Washington, D.C. — New estimates from the Center for American Progress show that the latest version of the House Republican health care bill continues to single out individuals with pre-existing conditions. High-risk pools funded by the bill would fall short by at least $19.7 billion per year, or by about $200 billion over 10 years.
The column also includes state-by-state funding shortfalls for high-risk pools.
“High-risk pools are expensive, and they have a history of being underfunded. In the past, insufficient funding meant that patients seeking high-risk pool coverage regularly encountered waiting lists, sky-high deductibles, and premiums double those of standard rates. The high-risk pools that the American Health Care Act would create would be no different,” said Emily Gee, Health Economist at CAP.

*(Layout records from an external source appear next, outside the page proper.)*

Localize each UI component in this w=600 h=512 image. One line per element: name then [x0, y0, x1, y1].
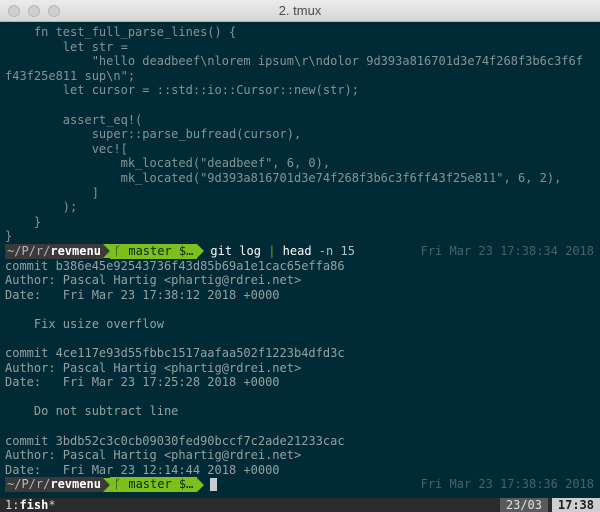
log-line: commit 3bdb52c3c0cb09030fed90bccf7c2ade2… [5, 433, 345, 448]
entered-command: git log | head -n 15 [210, 244, 355, 259]
log-line: commit 4ce117e93d55fbbc1517aafaa502f1223… [5, 346, 345, 361]
command-keyword: git [210, 243, 233, 258]
tmux-window-name: fish [19, 498, 49, 512]
tmux-window-tab[interactable]: 1:fish* [5, 498, 56, 512]
code-line: ] [5, 185, 99, 200]
code-line: mk_located("9d393a816701d3e74f268f3b6c3f… [5, 170, 562, 185]
command-flag: -n 15 [318, 243, 355, 258]
powerline-separator-icon [197, 477, 205, 492]
code-line: fn test_full_parse_lines() { [5, 25, 237, 39]
prompt-path-segment: ~/P/r/revmenu [5, 477, 103, 492]
fish-prompt-active[interactable]: ~/P/r/revmenu ᚴ master $… Fri Mar 23 17:3… [5, 477, 600, 492]
prompt-right-timestamp: Fri Mar 23 17:38:36 2018 [420, 477, 594, 492]
text-cursor [210, 478, 218, 492]
code-line: } [5, 214, 42, 229]
tmux-status-time: 17:38 [551, 498, 600, 512]
window-title: 2. tmux [278, 3, 322, 18]
code-line: } [5, 229, 13, 244]
log-line: Author: Pascal Hartig <phartig@rdrei.net… [5, 273, 302, 288]
code-line: "hello deadbeef\nlorem ipsum\r\ndolor 9d… [5, 54, 583, 69]
terminal-area[interactable]: fn test_full_parse_lines() { let str = "… [0, 22, 600, 498]
log-line: Date: Fri Mar 23 17:38:12 2018 +0000 [5, 287, 280, 302]
tmux-status-bar: 1:fish* 23/03 17:38 [0, 498, 600, 512]
log-line: Date: Fri Mar 23 12:14:44 2018 +0000 [5, 462, 280, 477]
log-line: Fix usize overflow [5, 316, 164, 331]
prompt-path-prefix: ~/P/r/ [7, 243, 51, 258]
tmux-status-date: 23/03 [499, 498, 548, 512]
log-line: commit b386e45e92543736f43d85b69a1e1cac6… [5, 258, 345, 273]
title-bar[interactable]: 2. tmux [0, 0, 600, 22]
fish-prompt: ~/P/r/revmenu ᚴ master $… git log | head … [5, 243, 600, 259]
code-line: let cursor = ::std::io::Cursor::new(str)… [5, 83, 360, 98]
log-line: Author: Pascal Hartig <phartig@rdrei.net… [5, 448, 302, 463]
top-pane-code[interactable]: fn test_full_parse_lines() { let str = "… [5, 25, 600, 244]
code-line: mk_located("deadbeef", 6, 0), [5, 156, 331, 171]
command-args: log [232, 243, 269, 258]
powerline-separator-icon [102, 477, 110, 492]
powerline-separator-icon [102, 244, 110, 259]
git-log-output[interactable]: commit b386e45e92543736f43d85b69a1e1cac6… [5, 259, 600, 478]
command-args: head [275, 243, 319, 258]
terminal-window: 2. tmux fn test_full_parse_lines() { let… [0, 0, 600, 512]
code-line: assert_eq!( [5, 112, 143, 127]
code-line: super::parse_bufread(cursor), [5, 127, 302, 142]
powerline-separator-icon [197, 244, 205, 259]
prompt-right-timestamp: Fri Mar 23 17:38:34 2018 [420, 243, 594, 258]
log-line: Do not subtract line [5, 404, 179, 419]
code-line: let str = [5, 39, 128, 54]
prompt-git-segment: ᚴ master $… [109, 477, 198, 492]
code-line: vec![ [5, 141, 128, 156]
tmux-active-marker: * [48, 498, 56, 512]
prompt-git-segment: ᚴ master $… [109, 243, 198, 259]
prompt-path-dir: revmenu [50, 243, 101, 258]
code-line: ); [5, 200, 78, 215]
log-line: Date: Fri Mar 23 17:25:28 2018 +0000 [5, 375, 280, 390]
prompt-path-dir: revmenu [50, 477, 101, 492]
tmux-window-index: 1: [5, 498, 20, 512]
code-line: f43f25e811 sup\n"; [5, 68, 136, 83]
prompt-path-segment: ~/P/r/revmenu [5, 243, 103, 259]
prompt-path-prefix: ~/P/r/ [7, 477, 51, 492]
log-line: Author: Pascal Hartig <phartig@rdrei.net… [5, 360, 302, 375]
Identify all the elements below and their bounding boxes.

Amid accusations of breaking promises on pre-existing conditions, the Trump administration’s suggestion that states could create high-risk pools under the American Health Care Act, or AHCA, has come under harsh criticism from leading medical groups. For subsidies to cover 68 percent of enrollees’ premium costs, as ACA tax credits do now in the individual market exchanges, CAP estimates that the government would have to put up $32.7 billion annually. The $13 billion per year that the AHCA provides for possible risk pool funding would leave a $20 billion shortfall annually. That gap is too big to be filled in by states.
AHCA funds are insufficient to bring premiums down to affordable levels for consumers. Even after applying a fully funded subsidy, high-cost consumers would still owe $8,400 annually toward premiums. Those with pre-existing health conditions who remain outside the high-risk pool could face premiums so high that they would be priced out of the market.